From science, the reproductive organs of male humpback whales are measured using the Kombol Comparison Method

"sure that salami is big, but it's no kombol"
"Porn star Clint Meatwood packs a kombol"

Source: Manny Stiles, Phoenix AZ

Thursday, June 08, 2006

Listen here, freaks!!!

A few ponderments on a few 'hot topics' for those of you so inclined...

-Barry Bonds and baseball
*how many home runs did Babe Ruth hit on cocaine (for most of his career 'coke' was not only LEGAL, but commonplace)?
*Human Growth Hormone was first made synthetically in 1959. Please convince me that no professional athletes had access to HGH until the last few years?
*somehow, NO ONE is complaining that football players MIGHT be using HGH since there are no tests available with reasonable accuracy

-celebrities
*OK, am I the only one who noticed there are now more famous people than un-famous people (thank you MTV, American Idol and COPS)
*also, not one single celebrity has a valid opinion (except for me, Mike Tyson, Andy Dick, Magic Johnson, Paul Reubens, Brooke Shields and Rosie O'Donnell)
*I'll bet you know more about Ashlee Simpson, Paris Hilton, Chutney Spears and Tom Cruise than you know about most of your neighbors.

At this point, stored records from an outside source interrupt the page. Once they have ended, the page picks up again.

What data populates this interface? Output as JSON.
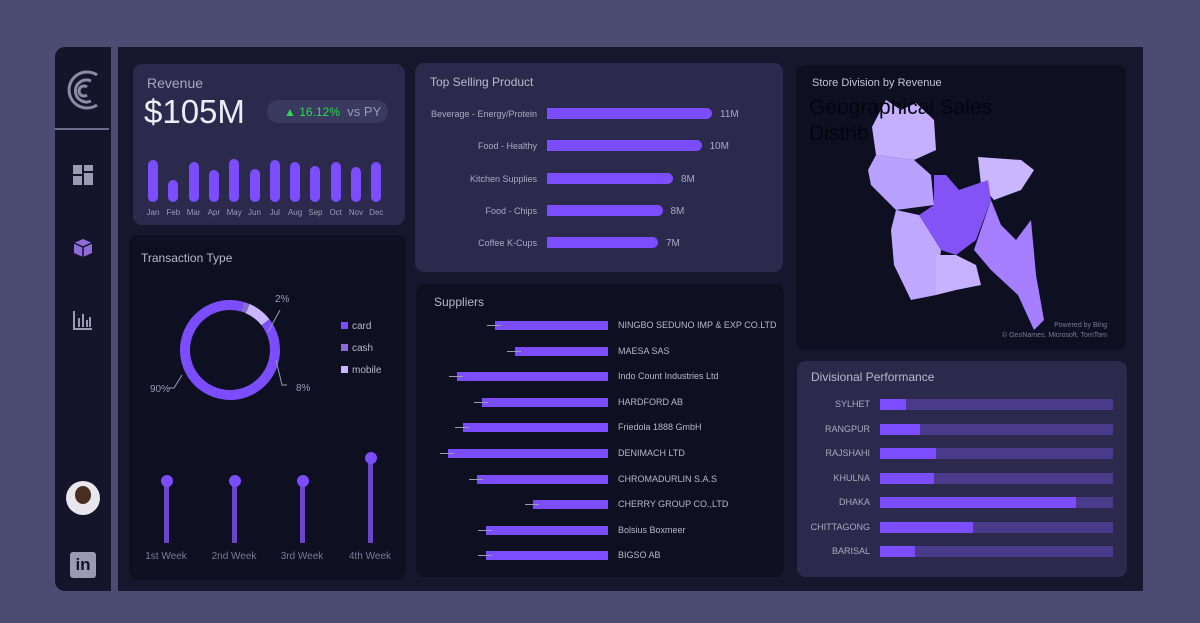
{
  "colors": {
    "accent": "#7c4dff",
    "positive": "#2bd94a",
    "card": "#7c4dff",
    "cash": "#8a6ad6",
    "mobile": "#c9b6ff"
  },
  "sidebar": {
    "items": [
      {
        "icon": "logo-icon"
      },
      {
        "icon": "dashboard-grid-icon"
      },
      {
        "icon": "box-icon"
      },
      {
        "icon": "bar-chart-icon"
      },
      {
        "icon": "avatar"
      },
      {
        "icon": "linkedin-icon"
      }
    ],
    "linkedin_text": "in"
  },
  "revenue": {
    "title": "Revenue",
    "value": "$105M",
    "change": "16.12%",
    "vs": "vs PY",
    "months": [
      "Jan",
      "Feb",
      "Mar",
      "Apr",
      "May",
      "Jun",
      "Jul",
      "Aug",
      "Sep",
      "Oct",
      "Nov",
      "Dec"
    ],
    "values": [
      42,
      22,
      40,
      32,
      43,
      33,
      42,
      40,
      36,
      40,
      35,
      40
    ]
  },
  "top_selling": {
    "title": "Top  Selling Product",
    "items": [
      {
        "name": "Beverage - Energy/Protein",
        "value": 11,
        "label": "11M"
      },
      {
        "name": "Food - Healthy",
        "value": 10.3,
        "label": "10M"
      },
      {
        "name": "Kitchen Supplies",
        "value": 8.4,
        "label": "8M"
      },
      {
        "name": "Food - Chips",
        "value": 7.7,
        "label": "8M"
      },
      {
        "name": "Coffee K-Cups",
        "value": 7.4,
        "label": "7M"
      }
    ]
  },
  "transaction": {
    "title": "Transaction Type",
    "slices": [
      {
        "name": "card",
        "pct": 90,
        "label": "90%"
      },
      {
        "name": "cash",
        "pct": 2,
        "label": "2%"
      },
      {
        "name": "mobile",
        "pct": 8,
        "label": "8%"
      }
    ],
    "weeks": [
      {
        "label": "1st Week",
        "value": 62
      },
      {
        "label": "2nd Week",
        "value": 62
      },
      {
        "label": "3rd Week",
        "value": 62
      },
      {
        "label": "4th Week",
        "value": 85
      }
    ]
  },
  "suppliers": {
    "title": "Suppliers",
    "items": [
      {
        "name": "NINGBO SEDUNO IMP & EXP CO.LTD",
        "value": 113
      },
      {
        "name": "MAESA SAS",
        "value": 93
      },
      {
        "name": "Indo Count Industries Ltd",
        "value": 151
      },
      {
        "name": "HARDFORD AB",
        "value": 126
      },
      {
        "name": "Friedola 1888 GmbH",
        "value": 145
      },
      {
        "name": "DENIMACH LTD",
        "value": 160
      },
      {
        "name": "CHROMADURLIN S.A.S",
        "value": 131
      },
      {
        "name": "CHERRY GROUP CO.,LTD",
        "value": 75
      },
      {
        "name": "Bolsius Boxmeer",
        "value": 122
      },
      {
        "name": "BIGSO AB",
        "value": 122
      }
    ]
  },
  "map": {
    "title": "Store Division by  Revenue",
    "bg_title": "Geographical Sales Distrib",
    "credit1": "Powered by Bing",
    "credit2": "© GeoNames, Microsoft, TomTom"
  },
  "divisional": {
    "title": "Divisional Performance",
    "items": [
      {
        "name": "SYLHET",
        "value": 0.11
      },
      {
        "name": "RANGPUR",
        "value": 0.17
      },
      {
        "name": "RAJSHAHI",
        "value": 0.24
      },
      {
        "name": "KHULNA",
        "value": 0.23
      },
      {
        "name": "DHAKA",
        "value": 0.84
      },
      {
        "name": "CHITTAGONG",
        "value": 0.4
      },
      {
        "name": "BARISAL",
        "value": 0.15
      }
    ]
  }
}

You'll never MEET these 'stars' but your neighbors could blow up your block or murder your family in the middle of the night. Think about that as you're TiVoing Access Hollywood

- global warming
*what is it? 90% of the worlds population lives under 100 ft above sea level? Make an investment in the future. Buy real estate at 100 ft and above, then when the oceans rise, you'll have shorefront property (for a while)
*realistically, you'll be dead (as will Al Gore) before it really impacts you (but, since the world will end April 8th, 2018 why be concerned?)
*shipping costs will decrease since the Northwest Passage will open the Arctic Ocean for travel. Also seafood will get cheaper since warmer waters will lengthen the growing seasons. Everybody wins!

-who cares/etc.
*the new Batwoman is a lesbian - does this mean Batman & Robin can come out too?
*from CNN.com -today the FDA "approved a new vaccine to protect against cervical cancer in girls and women" which is great, but when will they fight cervical cancer in boys and men?
*Today is "Go kill a manatee day" since Florida's Wildlife Commission has delisted the manatee as a endangered species. Sea Cow burgers for everyone!
*Al Qaeda's leader is dead, that makes up for everything, right? Gee, now we'll have to kill his replacement. Then that guy's replacement and that guy's replacement until we finally dig up Osama's rotting corpse (who's really been dead for 4 years now...) then Al Qaeda will finally give up this thousands of years-old vendetta they have been holding onto.
*Immigration - ummm, did you know that almost every American's heritage comes from immigrants
*The Church of Scientology is sponsoring a NASCAR car. Yep.